Last year, Trudeau and then-President Barack Obama agreed on a goal of cutting emissions of methane, a potent greenhouse gas, by 40 to 45 percent by 2025. The pledge came as part of a larger set of commitments on energy and Arctic policy.

Obama said at the time that the two countries were “responsible for a lot of the carbon pollution that is causing climate change. If we don’t agree, if we’re not aggressive, if we’re not far-sighted, if we don’t pool our resources around the research, and development and clean energy agenda required to solve this problem, then other countries won’t step up and it won’t get solved.”

The joint statement issued by Trump and Trudeau on Monday did include a mention of the two countries’ collaboration “in the clean energy sphere,” but made no reference to methane or the March agreement. Also left unspoken was a joint pledge announced in June by the U.S., Canada and Mexico to work towards developing at least half the continent’s electricity from carbon-free sources, including nuclear, by 2025. The pact relied on Obama’s successor staying committed.

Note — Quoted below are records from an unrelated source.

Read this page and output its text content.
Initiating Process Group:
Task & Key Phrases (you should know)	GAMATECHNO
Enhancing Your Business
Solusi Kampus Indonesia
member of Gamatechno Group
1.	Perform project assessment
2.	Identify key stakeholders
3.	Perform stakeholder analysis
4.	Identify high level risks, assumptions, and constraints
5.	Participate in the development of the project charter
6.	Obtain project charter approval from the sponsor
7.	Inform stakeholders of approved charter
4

Trudeau has come under pressure at home for his mixed policies on climate change. He has proposed a national carbon tax and has pledged that the country will meet its commitment to the Paris climate agreement to cut emissions 30 percent below 2005 levels by 2030. But he has also supported the country’s oil and gas industry, particularly the carbon-intensive tar sands. Last year, his administration approved two pipelines that would expand exports of tar sands oil.

One potential area of cooperation for the two leaders is the Keystone XL pipeline, which would bring more tar sands oil into the U.S. Trudeau had signaled support for the pipeline, but his position was rendered moot when Obama rejected it largely because of its potential climate impact. Trump issued an executive order soon after taking office seeking to revive the project, and TransCanada, the company behind it, quickly submitted a new application.

Monday’s joint statement made a passing, vague reference to the proposal. “As the process continues for the Keystone XL pipeline, we remain committed to moving forward on energy infrastructure projects that will create jobs while respecting the environment.”